Fast-forward to World War I, the fully automatic machine gun has totally revolutionised warfare. The strategy books need to be re-written. No-one would dream of going to the trenches armed with an antiquated long bow.

Vickers_IWW

Let’s compare the tasks needed to reload a gun with the tasks needed to deploy code. The reason automatic weapons are so effective is that machinery is really good at completing those tasks in a reliable, repetitive and fast manner. So let’s think about whether a computer script or a human is better at copy paste, file transfer, editing connection strings and executing a script in a fast and consistent manner?

OK, so computers are better at the processes of deployment, in the same way that machinery is better at the mechanics of firing a weapon. In both cases, however, a human is required:

A human is often needed to pull the trigger of a weapon. An infantry soldier is capable of making moral and strategic decisions on a battlefield. Hold fire or shoot? Kill or take prisoner?

A human is often needed to press the deployment button. Is the risk of the deployment worth the value it promises? Let me review the changes the developer made. Afterall, as a DBA I understand SQL Server better than the developer.

And this gets to the crux of the issue, in the same way that a soldier pulls a trigger, a DBA should simply push a button. No complicated, risky, drawn out processes – a single click. Let the human decide when and what to deploy. Let the computer do the work.
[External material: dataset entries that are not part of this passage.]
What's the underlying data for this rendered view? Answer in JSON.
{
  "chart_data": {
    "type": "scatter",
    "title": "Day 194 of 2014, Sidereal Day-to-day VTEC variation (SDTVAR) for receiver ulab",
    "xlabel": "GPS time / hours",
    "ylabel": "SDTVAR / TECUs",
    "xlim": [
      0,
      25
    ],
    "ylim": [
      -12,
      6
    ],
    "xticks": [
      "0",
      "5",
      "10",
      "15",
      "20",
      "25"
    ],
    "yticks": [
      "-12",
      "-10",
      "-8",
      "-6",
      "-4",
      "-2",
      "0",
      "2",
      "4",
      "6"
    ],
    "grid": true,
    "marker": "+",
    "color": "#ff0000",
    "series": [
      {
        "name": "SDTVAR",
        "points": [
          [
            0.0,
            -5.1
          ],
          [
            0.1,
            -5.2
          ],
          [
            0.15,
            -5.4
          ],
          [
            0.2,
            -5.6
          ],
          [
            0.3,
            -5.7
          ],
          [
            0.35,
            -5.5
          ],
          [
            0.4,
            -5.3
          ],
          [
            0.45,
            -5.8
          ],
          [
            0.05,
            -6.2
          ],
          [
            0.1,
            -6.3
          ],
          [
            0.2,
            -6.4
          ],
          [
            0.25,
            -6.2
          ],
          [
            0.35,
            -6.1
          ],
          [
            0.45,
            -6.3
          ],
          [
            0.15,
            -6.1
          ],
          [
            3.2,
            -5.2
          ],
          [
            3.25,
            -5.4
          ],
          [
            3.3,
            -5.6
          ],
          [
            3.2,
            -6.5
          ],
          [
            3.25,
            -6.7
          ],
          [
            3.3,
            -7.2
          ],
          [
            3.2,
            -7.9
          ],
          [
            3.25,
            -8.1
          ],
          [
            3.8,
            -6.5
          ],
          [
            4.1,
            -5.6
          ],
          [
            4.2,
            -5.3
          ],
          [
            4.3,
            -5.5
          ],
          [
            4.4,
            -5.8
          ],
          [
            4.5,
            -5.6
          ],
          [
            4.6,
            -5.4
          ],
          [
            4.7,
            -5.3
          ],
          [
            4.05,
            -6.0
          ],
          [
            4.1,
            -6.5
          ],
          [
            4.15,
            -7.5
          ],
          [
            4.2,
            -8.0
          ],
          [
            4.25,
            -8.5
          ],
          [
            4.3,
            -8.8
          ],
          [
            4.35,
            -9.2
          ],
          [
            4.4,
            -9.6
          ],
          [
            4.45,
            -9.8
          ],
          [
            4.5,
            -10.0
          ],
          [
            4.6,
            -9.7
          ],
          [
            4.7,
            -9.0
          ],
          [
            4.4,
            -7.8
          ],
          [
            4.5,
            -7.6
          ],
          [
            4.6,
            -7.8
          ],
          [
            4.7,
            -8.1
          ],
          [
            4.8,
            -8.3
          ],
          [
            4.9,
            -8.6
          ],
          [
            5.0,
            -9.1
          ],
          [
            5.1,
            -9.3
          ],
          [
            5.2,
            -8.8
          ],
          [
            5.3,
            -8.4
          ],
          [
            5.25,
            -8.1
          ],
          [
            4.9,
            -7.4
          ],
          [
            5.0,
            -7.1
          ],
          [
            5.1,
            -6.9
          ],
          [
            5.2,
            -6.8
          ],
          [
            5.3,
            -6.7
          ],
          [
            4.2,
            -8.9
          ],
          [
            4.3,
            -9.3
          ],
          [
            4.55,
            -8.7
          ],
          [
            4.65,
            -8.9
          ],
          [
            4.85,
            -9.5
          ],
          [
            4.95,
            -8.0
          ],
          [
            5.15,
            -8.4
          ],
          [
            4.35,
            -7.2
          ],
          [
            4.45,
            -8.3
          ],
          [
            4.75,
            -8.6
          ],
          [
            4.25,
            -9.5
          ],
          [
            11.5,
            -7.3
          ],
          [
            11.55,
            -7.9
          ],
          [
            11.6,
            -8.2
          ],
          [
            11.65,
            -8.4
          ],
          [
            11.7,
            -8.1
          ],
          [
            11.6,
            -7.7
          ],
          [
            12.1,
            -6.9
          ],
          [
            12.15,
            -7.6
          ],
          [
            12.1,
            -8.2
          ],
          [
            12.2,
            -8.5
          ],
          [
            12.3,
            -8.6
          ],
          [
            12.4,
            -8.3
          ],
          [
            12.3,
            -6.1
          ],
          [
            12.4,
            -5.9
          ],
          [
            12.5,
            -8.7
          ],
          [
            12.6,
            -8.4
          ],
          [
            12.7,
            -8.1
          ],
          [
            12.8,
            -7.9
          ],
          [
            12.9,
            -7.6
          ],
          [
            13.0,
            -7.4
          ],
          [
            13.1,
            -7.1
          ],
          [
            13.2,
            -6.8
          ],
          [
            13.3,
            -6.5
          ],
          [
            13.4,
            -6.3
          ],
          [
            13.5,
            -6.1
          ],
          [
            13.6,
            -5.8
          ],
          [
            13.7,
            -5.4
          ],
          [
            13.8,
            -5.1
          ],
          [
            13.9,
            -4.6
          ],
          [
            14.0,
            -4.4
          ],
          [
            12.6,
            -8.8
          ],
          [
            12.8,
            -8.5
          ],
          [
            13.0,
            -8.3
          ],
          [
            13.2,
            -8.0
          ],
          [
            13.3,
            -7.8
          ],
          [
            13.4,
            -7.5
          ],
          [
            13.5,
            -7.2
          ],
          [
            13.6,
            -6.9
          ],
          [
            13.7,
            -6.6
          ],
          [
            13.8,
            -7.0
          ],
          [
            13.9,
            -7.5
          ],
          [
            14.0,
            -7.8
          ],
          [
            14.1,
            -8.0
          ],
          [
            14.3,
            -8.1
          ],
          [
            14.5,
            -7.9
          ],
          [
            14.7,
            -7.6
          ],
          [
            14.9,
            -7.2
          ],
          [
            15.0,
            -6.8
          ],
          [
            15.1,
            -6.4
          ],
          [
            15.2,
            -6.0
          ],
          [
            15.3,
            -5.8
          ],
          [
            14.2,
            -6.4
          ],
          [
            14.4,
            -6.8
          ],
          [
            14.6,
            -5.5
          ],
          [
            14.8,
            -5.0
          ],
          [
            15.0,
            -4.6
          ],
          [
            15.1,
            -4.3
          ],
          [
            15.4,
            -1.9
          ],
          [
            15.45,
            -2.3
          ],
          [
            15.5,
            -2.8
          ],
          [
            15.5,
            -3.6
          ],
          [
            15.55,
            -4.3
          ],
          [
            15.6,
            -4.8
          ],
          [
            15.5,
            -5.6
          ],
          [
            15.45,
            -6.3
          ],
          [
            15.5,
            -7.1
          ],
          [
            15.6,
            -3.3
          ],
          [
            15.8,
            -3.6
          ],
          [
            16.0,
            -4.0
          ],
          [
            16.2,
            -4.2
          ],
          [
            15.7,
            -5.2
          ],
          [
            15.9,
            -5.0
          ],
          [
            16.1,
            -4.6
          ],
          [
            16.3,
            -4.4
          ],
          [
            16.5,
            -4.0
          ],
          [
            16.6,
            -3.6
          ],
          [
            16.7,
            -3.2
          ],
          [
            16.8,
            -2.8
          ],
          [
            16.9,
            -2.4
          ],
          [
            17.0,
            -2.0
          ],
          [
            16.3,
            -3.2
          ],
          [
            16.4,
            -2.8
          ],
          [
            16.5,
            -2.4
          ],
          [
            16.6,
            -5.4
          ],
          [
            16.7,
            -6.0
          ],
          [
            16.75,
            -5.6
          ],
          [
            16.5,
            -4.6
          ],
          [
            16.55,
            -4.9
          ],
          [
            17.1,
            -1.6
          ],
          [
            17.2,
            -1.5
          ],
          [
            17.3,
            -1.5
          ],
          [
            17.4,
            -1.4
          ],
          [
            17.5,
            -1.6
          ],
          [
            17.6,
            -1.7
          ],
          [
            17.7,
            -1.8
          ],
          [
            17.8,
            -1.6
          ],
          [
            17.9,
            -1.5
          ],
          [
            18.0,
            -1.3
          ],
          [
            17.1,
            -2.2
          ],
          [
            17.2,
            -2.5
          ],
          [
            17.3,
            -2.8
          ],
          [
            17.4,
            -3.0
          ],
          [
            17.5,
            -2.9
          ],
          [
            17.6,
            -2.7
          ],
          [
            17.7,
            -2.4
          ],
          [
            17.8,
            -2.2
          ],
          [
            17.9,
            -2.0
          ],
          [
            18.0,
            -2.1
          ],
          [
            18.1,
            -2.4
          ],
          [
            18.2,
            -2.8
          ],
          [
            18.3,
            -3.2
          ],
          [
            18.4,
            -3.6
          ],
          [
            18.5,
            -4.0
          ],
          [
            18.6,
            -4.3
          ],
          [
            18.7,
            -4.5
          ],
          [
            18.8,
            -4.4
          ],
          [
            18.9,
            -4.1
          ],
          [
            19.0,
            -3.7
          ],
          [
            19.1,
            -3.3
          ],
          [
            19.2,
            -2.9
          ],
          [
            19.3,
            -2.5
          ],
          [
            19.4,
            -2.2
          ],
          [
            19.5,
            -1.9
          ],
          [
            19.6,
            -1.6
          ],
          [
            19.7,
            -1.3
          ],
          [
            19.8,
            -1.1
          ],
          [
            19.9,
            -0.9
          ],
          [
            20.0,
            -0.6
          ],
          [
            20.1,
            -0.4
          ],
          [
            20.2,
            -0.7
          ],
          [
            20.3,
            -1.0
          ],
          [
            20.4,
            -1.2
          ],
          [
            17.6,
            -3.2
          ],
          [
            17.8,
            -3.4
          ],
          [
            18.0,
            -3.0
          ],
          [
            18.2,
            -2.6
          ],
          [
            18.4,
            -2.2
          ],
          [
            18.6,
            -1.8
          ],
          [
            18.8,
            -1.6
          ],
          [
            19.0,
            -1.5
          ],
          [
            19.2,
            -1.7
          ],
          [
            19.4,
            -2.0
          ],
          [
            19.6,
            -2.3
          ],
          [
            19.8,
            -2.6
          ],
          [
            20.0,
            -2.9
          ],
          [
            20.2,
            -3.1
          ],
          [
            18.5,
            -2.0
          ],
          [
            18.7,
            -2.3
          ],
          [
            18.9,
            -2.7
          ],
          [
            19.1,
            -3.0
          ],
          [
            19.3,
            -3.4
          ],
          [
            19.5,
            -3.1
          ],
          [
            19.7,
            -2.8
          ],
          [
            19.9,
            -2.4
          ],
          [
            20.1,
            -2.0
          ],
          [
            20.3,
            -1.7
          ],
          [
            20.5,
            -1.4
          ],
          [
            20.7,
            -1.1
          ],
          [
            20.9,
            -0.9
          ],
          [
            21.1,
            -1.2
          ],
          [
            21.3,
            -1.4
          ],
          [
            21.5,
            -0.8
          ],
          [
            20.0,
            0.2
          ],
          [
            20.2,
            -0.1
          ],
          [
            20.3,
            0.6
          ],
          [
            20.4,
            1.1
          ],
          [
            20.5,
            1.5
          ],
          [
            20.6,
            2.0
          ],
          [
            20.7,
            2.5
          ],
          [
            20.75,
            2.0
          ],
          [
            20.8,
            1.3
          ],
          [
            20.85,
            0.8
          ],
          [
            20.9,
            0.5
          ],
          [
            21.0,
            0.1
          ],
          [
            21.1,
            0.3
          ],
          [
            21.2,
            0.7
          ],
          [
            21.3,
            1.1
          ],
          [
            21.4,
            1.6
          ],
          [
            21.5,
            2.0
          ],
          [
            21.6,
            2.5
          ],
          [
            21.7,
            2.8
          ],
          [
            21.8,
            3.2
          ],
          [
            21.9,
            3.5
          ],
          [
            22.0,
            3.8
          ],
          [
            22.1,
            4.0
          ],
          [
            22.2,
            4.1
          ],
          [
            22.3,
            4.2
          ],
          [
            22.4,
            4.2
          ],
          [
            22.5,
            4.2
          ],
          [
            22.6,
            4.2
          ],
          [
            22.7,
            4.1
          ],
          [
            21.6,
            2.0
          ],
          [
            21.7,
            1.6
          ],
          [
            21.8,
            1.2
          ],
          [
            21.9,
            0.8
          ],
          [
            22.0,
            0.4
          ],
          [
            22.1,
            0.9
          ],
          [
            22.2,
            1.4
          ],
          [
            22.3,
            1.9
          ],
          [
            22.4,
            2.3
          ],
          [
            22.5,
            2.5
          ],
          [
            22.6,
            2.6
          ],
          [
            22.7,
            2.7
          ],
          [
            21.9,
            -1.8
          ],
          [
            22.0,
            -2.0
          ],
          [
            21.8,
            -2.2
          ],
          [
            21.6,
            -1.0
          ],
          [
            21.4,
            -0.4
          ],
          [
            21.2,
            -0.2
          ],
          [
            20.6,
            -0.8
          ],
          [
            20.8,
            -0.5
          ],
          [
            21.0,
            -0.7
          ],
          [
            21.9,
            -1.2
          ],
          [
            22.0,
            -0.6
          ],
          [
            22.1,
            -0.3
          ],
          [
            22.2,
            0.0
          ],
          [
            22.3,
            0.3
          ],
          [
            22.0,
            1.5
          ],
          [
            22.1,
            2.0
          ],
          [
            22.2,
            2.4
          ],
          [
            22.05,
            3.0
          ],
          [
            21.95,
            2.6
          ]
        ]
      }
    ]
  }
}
As it happens, I often like to compare Continuous Delivery to a semi-automatic shotgun and Continuous Deployment to a fully automatic assault rifle. The simile isn’t perfect but hopefully it is close enough. The idea is that in Continuous Delivery our production deployment is a measured decision to deploy a specific release (or bullet) at a specific time by pulling a single trigger. With Continuous Deployment we are holding down the trigger on a fully automatic assault rifle and firing every bullet that is fed our way.

So what does Automated Deployment mean? In my opinion, it means the processes are automated – but the trigger is still up to you. Do you fancy a Continuous Delivery approach or a Continuous Deployment approach? When and how and who do you want to pull the trigger? That is your call, but hopefully you’ll agree that the days of going through the deployment process manually are numbered.

Perhaps one day technology and processes will develop to a point where fully automatic assault rifles are the standard weapon of choice for any scary DBA? In the meantime, the dev teams I work with at red gate each have a semi-automatic nerf gun by our sides at all times, ready to unleash our rubber tipped bullets on any developer who ‘breaks the build’, causing our CI server to fill our inboxes with error reports.

Oh – and we try to deploy an update to our customers once a week – on a Wednesday. Anyone in our team can do it. It’s a pretty simple process. My colleague, Chris, wrote a nice post about that last year.

595-marine_lara_2

P.S. Sorry @miss_embe for not asking you before using that awesome picture!